P60:3, 4:5.4 The barbarous idea of appeasing an angry God, of
propitiating an offended Lord, of winning the favor of Deity through sacrifices
and penance and even by the shedding of blood, represents a religion wholly
puerile and primitive, a philosophy unworthy of an enlightened age of science
and truth. Such beliefs are utterly repulsive to the celestial beings and the
divine ruler who serve and reign in the universe. It is an affront to God to
believe, hold, or teach that innocent blood must be shed in order to win his
favor or to divert the fictitious divine wrath.

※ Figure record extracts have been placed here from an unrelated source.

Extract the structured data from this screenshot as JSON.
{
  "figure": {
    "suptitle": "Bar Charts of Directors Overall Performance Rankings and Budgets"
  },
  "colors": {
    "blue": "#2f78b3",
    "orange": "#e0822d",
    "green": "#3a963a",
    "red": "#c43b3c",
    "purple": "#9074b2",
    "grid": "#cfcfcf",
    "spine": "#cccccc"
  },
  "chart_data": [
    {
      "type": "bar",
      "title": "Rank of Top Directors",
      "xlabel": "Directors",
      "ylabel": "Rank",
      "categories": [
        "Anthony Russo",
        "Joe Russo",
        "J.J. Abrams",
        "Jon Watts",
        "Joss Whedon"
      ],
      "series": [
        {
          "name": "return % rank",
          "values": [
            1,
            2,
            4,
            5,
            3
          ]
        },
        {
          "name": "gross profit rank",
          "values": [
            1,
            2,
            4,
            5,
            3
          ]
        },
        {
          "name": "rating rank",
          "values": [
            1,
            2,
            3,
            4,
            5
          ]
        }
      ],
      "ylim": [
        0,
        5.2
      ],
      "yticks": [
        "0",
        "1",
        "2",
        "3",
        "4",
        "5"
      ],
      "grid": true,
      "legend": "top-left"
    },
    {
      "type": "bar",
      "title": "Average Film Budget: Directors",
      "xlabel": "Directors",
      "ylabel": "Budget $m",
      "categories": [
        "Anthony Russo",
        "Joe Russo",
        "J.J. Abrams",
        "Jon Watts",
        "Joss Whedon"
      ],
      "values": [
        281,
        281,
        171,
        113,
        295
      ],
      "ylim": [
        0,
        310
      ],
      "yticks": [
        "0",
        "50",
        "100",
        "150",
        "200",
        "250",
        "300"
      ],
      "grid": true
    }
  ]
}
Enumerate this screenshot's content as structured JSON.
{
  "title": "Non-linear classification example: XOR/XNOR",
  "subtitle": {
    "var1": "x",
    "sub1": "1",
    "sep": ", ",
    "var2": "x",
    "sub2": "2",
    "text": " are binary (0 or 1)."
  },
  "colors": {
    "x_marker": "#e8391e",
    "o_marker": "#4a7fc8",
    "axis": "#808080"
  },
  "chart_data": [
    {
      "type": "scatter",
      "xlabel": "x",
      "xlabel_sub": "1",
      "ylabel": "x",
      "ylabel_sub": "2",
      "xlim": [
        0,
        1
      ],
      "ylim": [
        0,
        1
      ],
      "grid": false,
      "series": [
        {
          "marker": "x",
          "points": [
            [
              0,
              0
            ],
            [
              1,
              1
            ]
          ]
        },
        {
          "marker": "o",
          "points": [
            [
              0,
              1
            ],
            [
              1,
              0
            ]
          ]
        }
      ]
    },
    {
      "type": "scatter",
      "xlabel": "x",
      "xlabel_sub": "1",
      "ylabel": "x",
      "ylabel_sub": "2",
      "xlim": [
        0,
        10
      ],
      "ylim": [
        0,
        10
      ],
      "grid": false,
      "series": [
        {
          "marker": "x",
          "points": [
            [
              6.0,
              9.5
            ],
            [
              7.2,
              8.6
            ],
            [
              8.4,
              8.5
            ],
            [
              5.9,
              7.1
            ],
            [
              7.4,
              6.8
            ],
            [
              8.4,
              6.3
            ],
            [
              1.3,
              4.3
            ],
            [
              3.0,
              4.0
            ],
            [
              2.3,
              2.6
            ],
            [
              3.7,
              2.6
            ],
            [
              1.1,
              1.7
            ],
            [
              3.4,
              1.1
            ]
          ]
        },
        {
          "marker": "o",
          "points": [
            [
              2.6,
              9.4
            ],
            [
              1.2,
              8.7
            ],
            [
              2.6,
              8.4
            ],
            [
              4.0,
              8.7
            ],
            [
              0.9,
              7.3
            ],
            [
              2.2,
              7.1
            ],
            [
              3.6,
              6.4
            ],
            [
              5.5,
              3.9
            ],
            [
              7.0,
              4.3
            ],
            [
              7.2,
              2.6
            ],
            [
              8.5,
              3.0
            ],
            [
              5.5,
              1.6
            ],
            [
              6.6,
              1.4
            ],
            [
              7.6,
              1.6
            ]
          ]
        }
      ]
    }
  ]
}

P60:4, 4:5.5 It was believed that "without the shedding
of blood there could be no remission of sin." They had not found
deliverance from the old and pagan idea that the Gods could not be appeased
except by the sight of blood, though Moses did make a distinct advance when he
forbade human sacrifices and substituted therefore, in the primitive minds of
his childlike Bedouin followers, the ceremonial sacrifice of animals.
P60:5, 4:5.6 The bestowal of God’s Messenger Jesus was
inherent in the situation of closing a planetary age; it was inescapable, and it
was not made necessary for the purpose of winning the favor of God.
What a travesty upon the infinite character of God! This teaching that
his fatherly heart in all its austere coldness and hardness was so untouched by
the misfortunes and sorrows of his creatures that his tender mercies were not
forthcoming until he saw his blameless Messenger bleeding and dying upon the
cross!
P60:6, 4:5.7 But the inhabitants of Earth are to find
deliverance from these ancient errors and pagan superstitions respecting the
nature of the Universal Father. The revelation of the truth about God is
appearing, and the human race is destined to know the Universal Father in all
that beauty of character and loveliness.